There Goes the Neighborhood
It's a "race against time," says Professor of Ecology and Evolutionary Biology Mark Bertness. In a pair of back-to-back papers published in the December and February Proceedings of the National Academy of Science, Bertness and his colleagues report that Narragansett Bay's salt marshes are shrinking as a result of higher tides and changes in the marshes' nitrogen composition. The studies blamed three factors: global warming, the use of fertilizers, and real-estate development in the region. "All the former diversity of these marshes - the plants, the insects, and the birds - is being squeezed out," Bertness says. Taken together, he says, the results of these two studies should "set off warning bells" among environmentalists that an important ecosystem - salt marshes are one of the most diverse systems on earth - is in serious peril. And as local marshes shrink, Bertness observed, he and his colleagues are facing an environmental challenge of their own. Studying ever-smaller marshes, they now find themselves treading closer and closer to private beach houses - whose owners don't necessarily welcome their new scientifically inclined neighbors.

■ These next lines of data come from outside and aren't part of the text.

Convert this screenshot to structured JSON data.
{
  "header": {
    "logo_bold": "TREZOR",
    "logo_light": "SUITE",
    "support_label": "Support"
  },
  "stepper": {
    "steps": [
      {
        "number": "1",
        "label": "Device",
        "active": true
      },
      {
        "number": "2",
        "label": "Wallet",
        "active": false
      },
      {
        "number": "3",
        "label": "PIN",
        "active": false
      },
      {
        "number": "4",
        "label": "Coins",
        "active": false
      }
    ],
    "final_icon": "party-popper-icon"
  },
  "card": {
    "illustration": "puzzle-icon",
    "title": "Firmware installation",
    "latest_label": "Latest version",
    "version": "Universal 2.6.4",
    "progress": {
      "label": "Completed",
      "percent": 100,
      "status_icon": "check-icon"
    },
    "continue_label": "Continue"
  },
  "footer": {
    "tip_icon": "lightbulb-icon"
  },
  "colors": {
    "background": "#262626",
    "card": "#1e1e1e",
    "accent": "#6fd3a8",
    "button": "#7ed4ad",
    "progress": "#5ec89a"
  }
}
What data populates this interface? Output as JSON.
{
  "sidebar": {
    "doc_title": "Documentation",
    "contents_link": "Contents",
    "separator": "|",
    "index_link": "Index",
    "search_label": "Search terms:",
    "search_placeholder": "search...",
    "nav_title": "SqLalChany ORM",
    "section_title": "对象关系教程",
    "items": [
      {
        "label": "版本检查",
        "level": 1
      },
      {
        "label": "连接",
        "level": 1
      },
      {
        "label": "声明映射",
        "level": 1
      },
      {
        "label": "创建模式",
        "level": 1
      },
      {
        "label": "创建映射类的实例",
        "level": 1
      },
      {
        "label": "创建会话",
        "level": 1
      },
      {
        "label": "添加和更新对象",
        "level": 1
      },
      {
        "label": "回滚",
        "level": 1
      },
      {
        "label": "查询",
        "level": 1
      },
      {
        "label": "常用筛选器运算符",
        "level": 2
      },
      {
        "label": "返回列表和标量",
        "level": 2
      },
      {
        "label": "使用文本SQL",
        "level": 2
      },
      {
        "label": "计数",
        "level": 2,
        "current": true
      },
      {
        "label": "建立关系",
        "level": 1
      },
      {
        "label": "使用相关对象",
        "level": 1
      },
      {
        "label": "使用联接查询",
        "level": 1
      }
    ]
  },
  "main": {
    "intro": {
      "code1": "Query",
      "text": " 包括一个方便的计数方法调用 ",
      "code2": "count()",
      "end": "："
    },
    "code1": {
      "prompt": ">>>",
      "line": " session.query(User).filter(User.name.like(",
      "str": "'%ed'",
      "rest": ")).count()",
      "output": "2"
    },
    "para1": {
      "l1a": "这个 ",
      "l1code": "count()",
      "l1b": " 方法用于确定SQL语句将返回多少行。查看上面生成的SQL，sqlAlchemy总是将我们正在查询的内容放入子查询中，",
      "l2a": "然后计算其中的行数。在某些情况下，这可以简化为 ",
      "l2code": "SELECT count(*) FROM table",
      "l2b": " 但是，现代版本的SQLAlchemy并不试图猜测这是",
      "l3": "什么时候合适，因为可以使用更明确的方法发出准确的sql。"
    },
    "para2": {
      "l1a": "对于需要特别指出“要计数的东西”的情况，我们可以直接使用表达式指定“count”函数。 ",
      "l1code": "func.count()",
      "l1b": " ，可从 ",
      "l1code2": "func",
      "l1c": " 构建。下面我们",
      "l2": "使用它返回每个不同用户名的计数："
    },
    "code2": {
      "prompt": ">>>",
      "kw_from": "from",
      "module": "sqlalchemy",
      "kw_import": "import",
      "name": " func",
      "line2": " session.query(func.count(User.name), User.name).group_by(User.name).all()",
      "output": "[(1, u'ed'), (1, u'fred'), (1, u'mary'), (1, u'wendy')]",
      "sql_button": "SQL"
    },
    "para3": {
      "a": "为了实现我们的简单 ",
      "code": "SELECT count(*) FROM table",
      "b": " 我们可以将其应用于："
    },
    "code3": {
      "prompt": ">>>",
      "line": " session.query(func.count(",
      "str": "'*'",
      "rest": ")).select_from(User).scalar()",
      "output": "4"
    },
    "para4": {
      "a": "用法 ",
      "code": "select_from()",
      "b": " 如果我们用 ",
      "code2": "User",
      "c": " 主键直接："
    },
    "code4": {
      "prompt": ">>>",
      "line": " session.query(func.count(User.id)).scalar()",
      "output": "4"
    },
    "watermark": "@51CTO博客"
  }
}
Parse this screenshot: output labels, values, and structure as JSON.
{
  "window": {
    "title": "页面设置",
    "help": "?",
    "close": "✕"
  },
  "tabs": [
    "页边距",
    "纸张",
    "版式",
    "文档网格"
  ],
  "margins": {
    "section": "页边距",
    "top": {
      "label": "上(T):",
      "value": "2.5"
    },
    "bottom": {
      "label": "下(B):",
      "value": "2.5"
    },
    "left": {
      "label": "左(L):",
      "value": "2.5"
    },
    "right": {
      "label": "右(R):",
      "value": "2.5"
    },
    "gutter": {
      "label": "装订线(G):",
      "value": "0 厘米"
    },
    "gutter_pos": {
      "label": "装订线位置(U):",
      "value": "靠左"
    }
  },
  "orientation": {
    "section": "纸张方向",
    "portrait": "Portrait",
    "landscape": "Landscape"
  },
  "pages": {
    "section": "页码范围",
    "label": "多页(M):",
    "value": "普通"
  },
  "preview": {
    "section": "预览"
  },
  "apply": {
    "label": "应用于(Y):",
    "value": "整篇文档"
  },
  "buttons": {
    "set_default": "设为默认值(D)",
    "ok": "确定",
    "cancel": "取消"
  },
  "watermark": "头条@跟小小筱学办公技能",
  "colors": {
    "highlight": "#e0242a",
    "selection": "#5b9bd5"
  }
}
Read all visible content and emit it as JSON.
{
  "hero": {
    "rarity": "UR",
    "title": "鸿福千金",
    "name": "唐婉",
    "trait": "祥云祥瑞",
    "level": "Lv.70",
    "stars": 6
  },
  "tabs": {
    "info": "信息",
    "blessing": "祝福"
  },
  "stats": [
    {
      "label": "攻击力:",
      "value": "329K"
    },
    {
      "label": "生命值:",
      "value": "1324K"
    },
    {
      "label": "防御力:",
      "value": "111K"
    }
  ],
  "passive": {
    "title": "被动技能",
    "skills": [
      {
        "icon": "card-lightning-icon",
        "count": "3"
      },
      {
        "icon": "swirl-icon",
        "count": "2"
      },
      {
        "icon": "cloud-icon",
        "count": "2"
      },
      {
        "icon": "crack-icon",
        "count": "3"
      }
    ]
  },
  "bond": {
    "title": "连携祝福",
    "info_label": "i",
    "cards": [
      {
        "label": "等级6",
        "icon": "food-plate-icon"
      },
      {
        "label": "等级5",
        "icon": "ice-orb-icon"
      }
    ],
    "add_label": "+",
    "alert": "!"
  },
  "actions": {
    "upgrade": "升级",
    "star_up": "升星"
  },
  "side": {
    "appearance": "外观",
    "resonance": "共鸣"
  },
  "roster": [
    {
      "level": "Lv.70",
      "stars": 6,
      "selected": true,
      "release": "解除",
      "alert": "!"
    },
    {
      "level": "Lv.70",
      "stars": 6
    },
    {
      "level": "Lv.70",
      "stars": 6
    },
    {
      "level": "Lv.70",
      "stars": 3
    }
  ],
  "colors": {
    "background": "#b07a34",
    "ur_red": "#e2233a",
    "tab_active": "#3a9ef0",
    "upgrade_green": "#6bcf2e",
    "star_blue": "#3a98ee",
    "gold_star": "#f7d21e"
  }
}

You Can't Always Get What You Want
Patients facing end-of-life decisions aren't getting the medical care they ask for, according to a study by Joan Teno, associate director of Brown's Center for Gerontology and Health Care Research. For a study published in the March Journal of the American Geriatric Society, Teno and her colleagues interviewed 1,185 gravely ill people who had been hospitalized for about ten days. They found that although 60 percent asked for palliative care exclusively, only one-third were receiving what they asked for. Instead, Teno says, most patients were given life-extending treatments that prolonged their suffering and significantly increased their medical care costs. While many people, Teno says, "fear that they will receive more aggressive treatment than they want at the end of life," hers is the first study to confirm that their fear is justified.